Mayfield, an early-stage investor in HealthIT and genomics hosted a special dinner at this year’s Health Evolution Summit around predictions and insights for the future of healthcare.  We co-hosted with our friends from Oliver Wyman and Fenwick West. We believe we’re at a particularly interesting point in healthcare innovation with the development of technologies such as CRISPR and the application of AI to healthcare problems.  We are witnessing some of the most amazing advancements in technology and genomics that will dramatically impact the overall healthcare industry.  We’ve been at this a long time, with 500 more investments over 50 years of investing.  Some of our investments include 3Com, Amgen, Concur, Genentech, Intuitive Surgical, Lyft, Poshmark, SolarCity, plus some more recent HealthIT investments include Mission Bio, Qventus, Nebula Genomics,  Zipongo, Mammoth Biosciences, HealthTap, and many others.

During the dinner the guests, CXOs from major providers, payers and entrepreneurs debated the most important healthcare industry predictions for 2019, based on Oliver Wyman’s yearly report. Here are the top picks:

  1. Big tech will make a big play. After years of rumbling, and partnership announcements that seem more like public relations than product, this will be the year a household name like Apple, Google, or Amazon lays its claim in healthcare. This year, we’ll see an innovative, breakthrough product come onto the market, shaking up the status quo.
  2. Cost takeout will be the “no regrets” move. Conventional wisdom says a recession is no more than a few years away. Organizations that survive the next downturn will be robust enough to lose a point or two of margin in the down years and still pursue their strategies. Smart healthcare players are already cutting costs in the face of reimbursement pressure, and we’ll see more of this in 2019.
  3. The pharmacy benefit manager shakeout will begin in earnest. Consumers are more exposed to pharmaceutical prices than other healthcare costs, employers are concerned with skyrocketing specialty drug costs, Cigna is buying Express Scripts, and CMS has its eye on drug rebates. In this environment, how will pharmacy benefit managers demonstrate their value? We’ll either see their role redefined as they reintegrate with health insurers and develop new value propositions, or the beginning of the end of the middle man.
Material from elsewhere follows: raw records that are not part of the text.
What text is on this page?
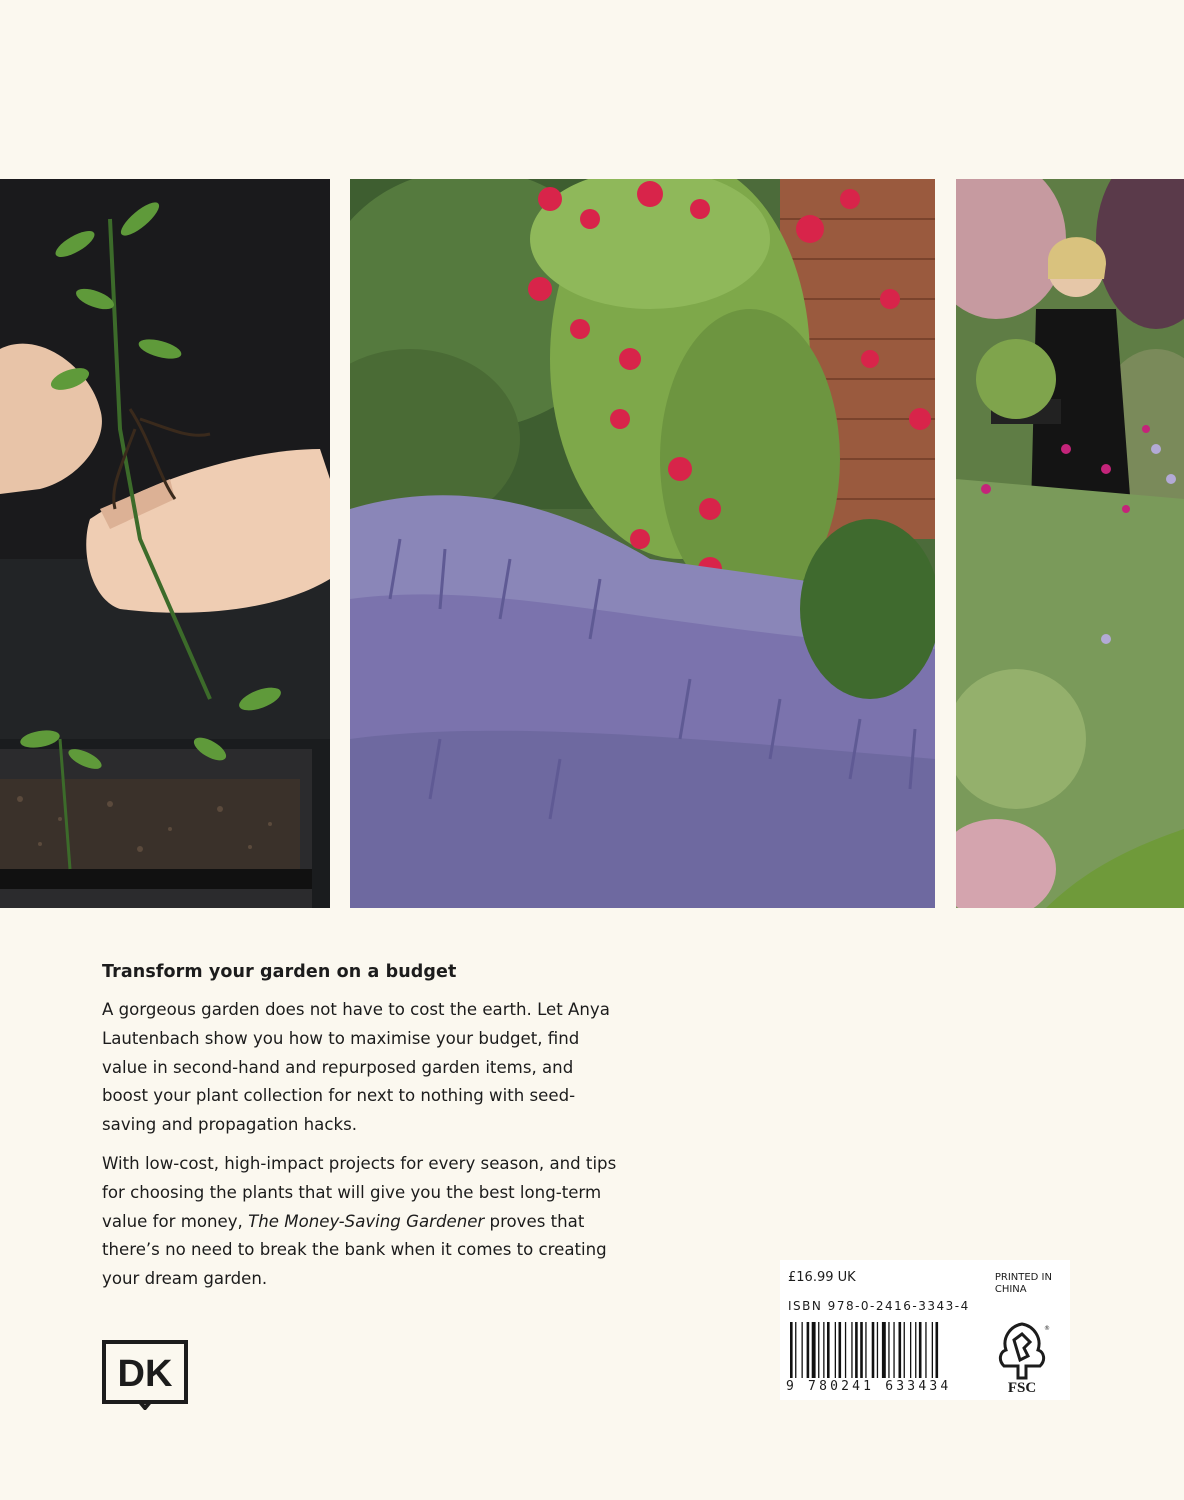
Transform your garden on a budget

A gorgeous garden does not have to cost the earth. Let Anya Lautenbach show you how to maximise your budget, find value in second-hand and repurposed garden items, and boost your plant collection for next to nothing with seed-saving and propagation hacks.

With low-cost, high-impact projects for every season, and tips for choosing the plants that will give you the best long-term value for money, The Money-Saving Gardener proves that there’s no need to break the bank when it comes to creating your dream garden.

DK
£16.99 UK	PRINTED IN
CHINA
ISBN 978-0-2416-3343-4
9 780241 633434	FSC
®
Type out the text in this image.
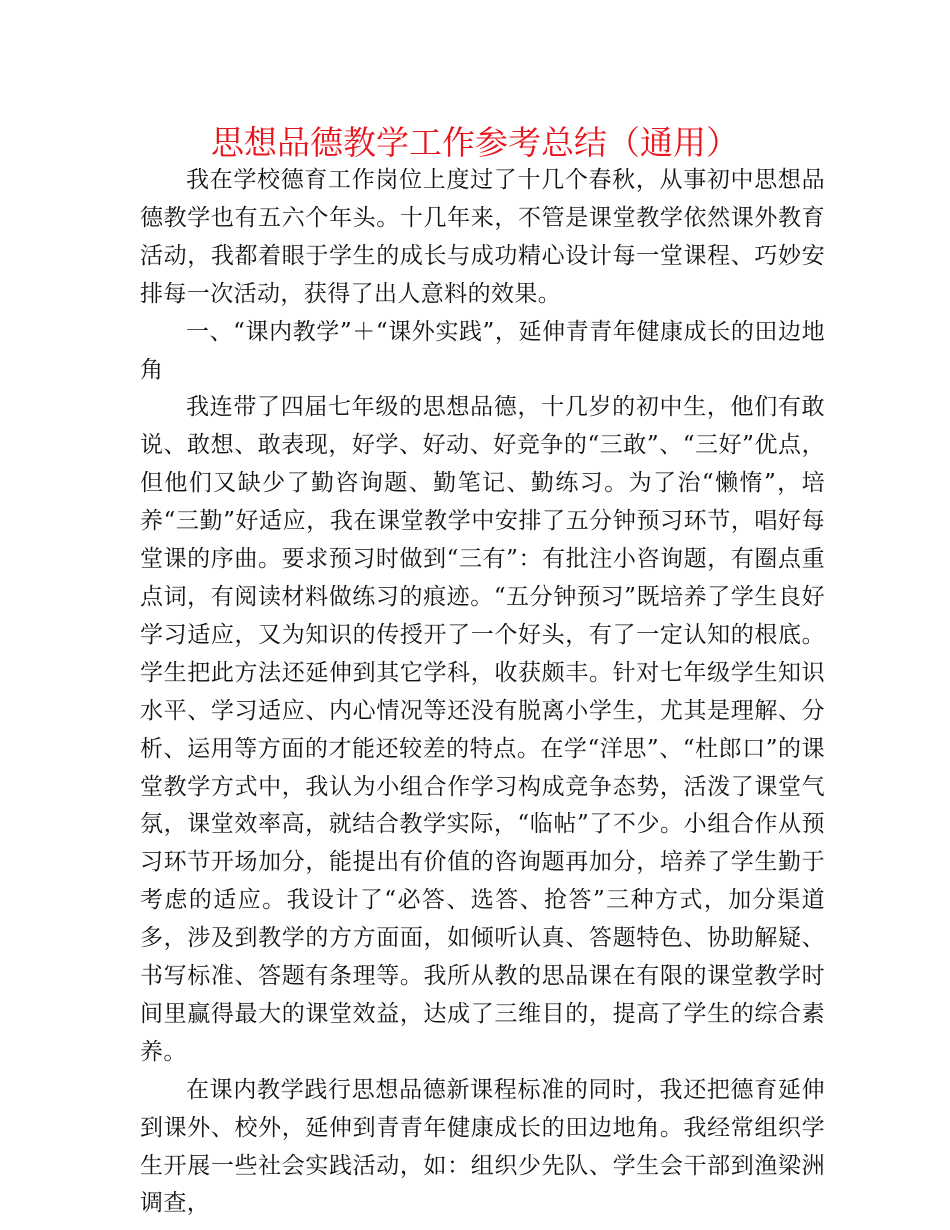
思想品德教学工作参考总结（通用）

我在学校德育工作岗位上度过了十几个春秋，从事初中思想品德教学也有五六个年头。十几年来，不管是课堂教学依然课外教育活动，我都着眼于学生的成长与成功精心设计每一堂课程、巧妙安排每一次活动，获得了出人意料的效果。

一、“课内教学”＋“课外实践”，延伸青青年健康成长的田边地角

我连带了四届七年级的思想品德，十几岁的初中生，他们有敢说、敢想、敢表现，好学、好动、好竞争的“三敢”、“三好”优点，但他们又缺少了勤咨询题、勤笔记、勤练习。为了治“懒惰”，培养“三勤”好适应，我在课堂教学中安排了五分钟预习环节，唱好每堂课的序曲。要求预习时做到“三有”：有批注小咨询题，有圈点重点词，有阅读材料做练习的痕迹。“五分钟预习”既培养了学生良好学习适应，又为知识的传授开了一个好头，有了一定认知的根底。学生把此方法还延伸到其它学科，收获颇丰。针对七年级学生知识水平、学习适应、内心情况等还没有脱离小学生，尤其是理解、分析、运用等方面的才能还较差的特点。在学“洋思”、“杜郎口”的课堂教学方式中，我认为小组合作学习构成竞争态势，活泼了课堂气氛，课堂效率高，就结合教学实际，“临帖”了不少。小组合作从预习环节开场加分，能提出有价值的咨询题再加分，培养了学生勤于考虑的适应。我设计了“必答、选答、抢答”三种方式，加分渠道多，涉及到教学的方方面面，如倾听认真、答题特色、协助解疑、书写标准、答题有条理等。我所从教的思品课在有限的课堂教学时间里赢得最大的课堂效益，达成了三维目的，提高了学生的综合素养。

在课内教学践行思想品德新课程标准的同时，我还把德育延伸到课外、校外，延伸到青青年健康成长的田边地角。我经常组织学生开展一些社会实践活动，如：组织少先队、学生会干部到渔梁洲调查，
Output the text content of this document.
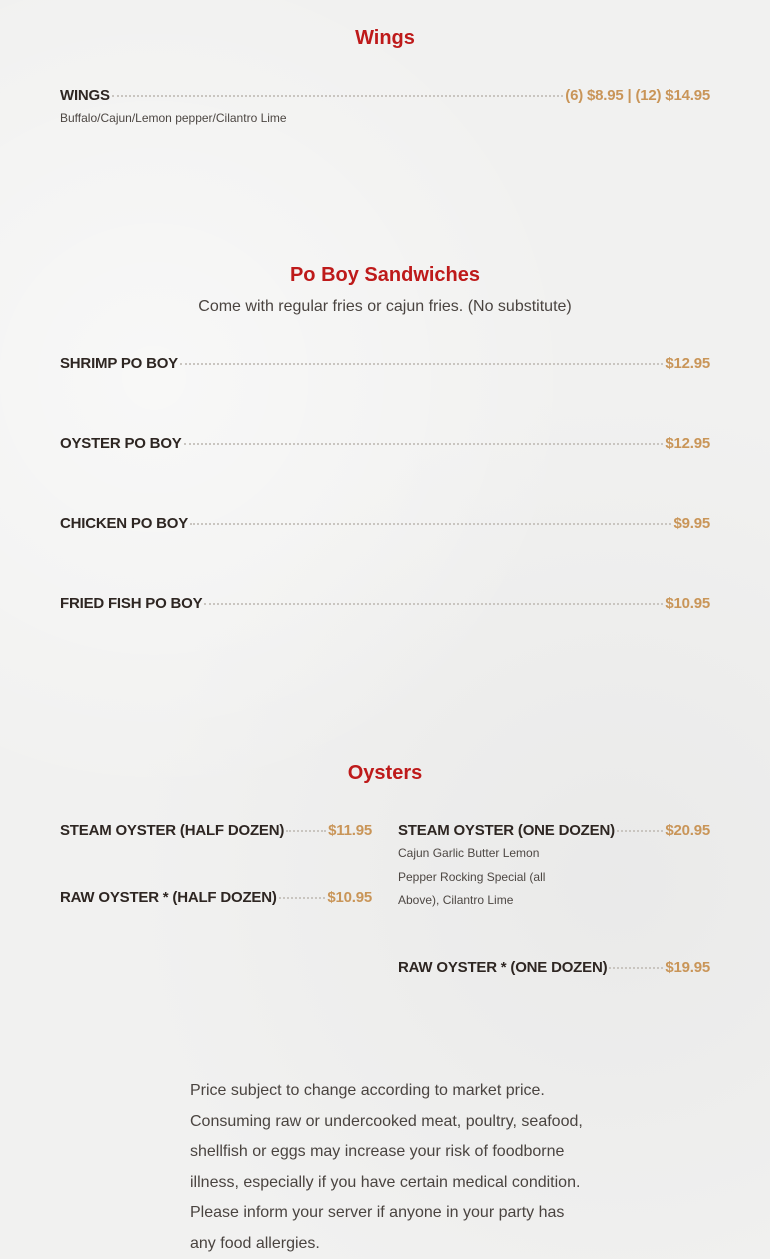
Wings
WINGS	(6) $8.95 | (12) $14.95
Buffalo/Cajun/Lemon pepper/Cilantro Lime
Po Boy Sandwiches
Come with regular fries or cajun fries. (No substitute)
SHRIMP PO BOY	$12.95
OYSTER PO BOY	$12.95
CHICKEN PO BOY	$9.95
FRIED FISH PO BOY	$10.95
Oysters
STEAM OYSTER (HALF DOZEN)	$11.95 STEAM OYSTER (ONE DOZEN)	$20.95
Cajun Garlic Butter Lemon Pepper Rocking Special (all Above), Cilantro Lime
RAW OYSTER * (HALF DOZEN)	$10.95
RAW OYSTER * (ONE DOZEN)	$19.95
Price subject to change according to market price. Consuming raw or undercooked meat, poultry, seafood, shellfish or eggs may increase your risk of foodborne illness, especially if you have certain medical condition. Please inform your server if anyone in your party has any food allergies.
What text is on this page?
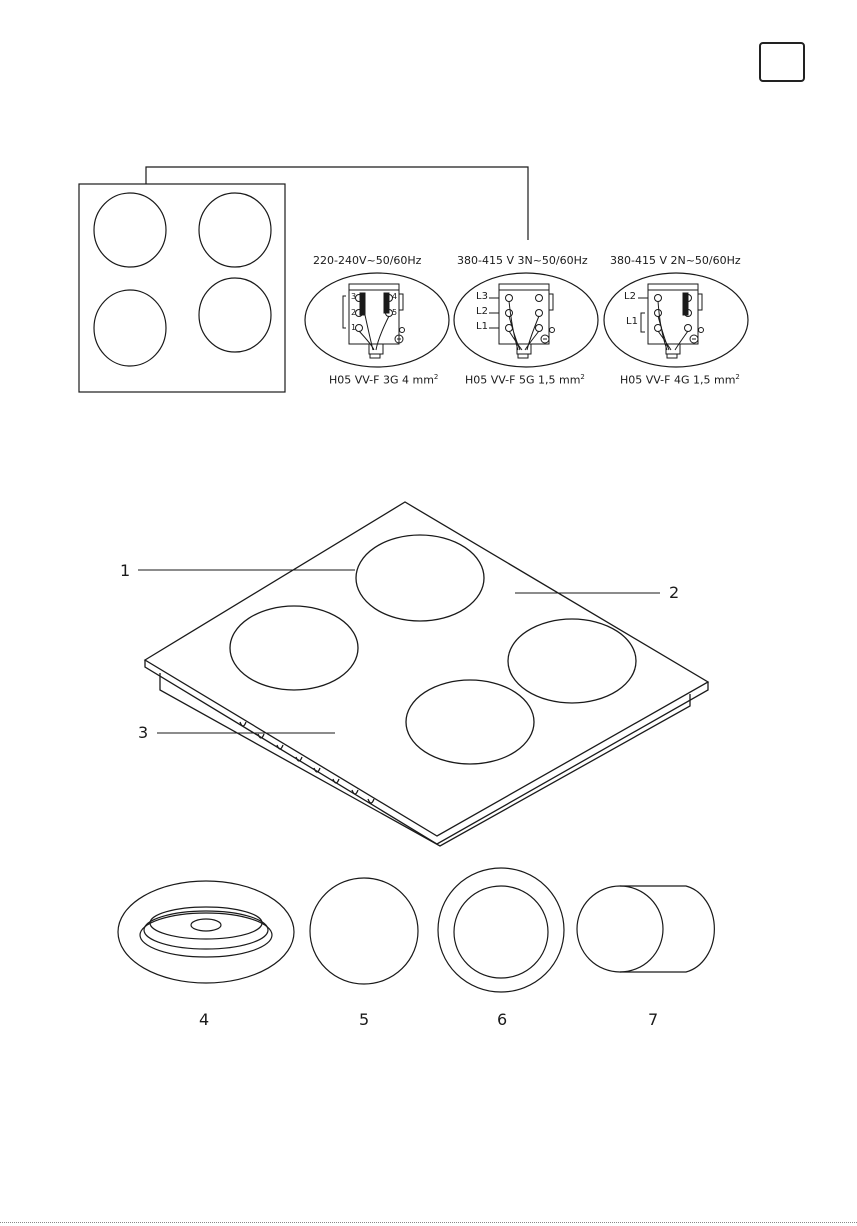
220-240V~50/60Hz	380-415 V 3N~50/60Hz 380-415 V 2N~50/60Hz
H05 VV-F 3G 4 $mm^2$ H05 VV-F 5G 1,5 $mm^2$	H05 VV-F 4G 1,5 $mm^2$
L3
L2
L1
L2
L1
3	4
2	5
1
1
2
3
4	5	6	7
  4. The “new front door” will mean more than convenient primary care. With Optum now the largest US physician employer, CVS now a health insurer, and Humana a major home health investor, we’ll see the “new front door” care offerings from retail clinics to telemedicine to home care scale in earnest. But these won’t just be about consumer convenience. Instead, payers will use them up to build attachment to consumers, help them manage their care, and direct them as needed to low-cost providers. Network design starts being replaced by referral management – with payers playing a new game, and providers no longer counting on patient volume simply because they’re “in network.”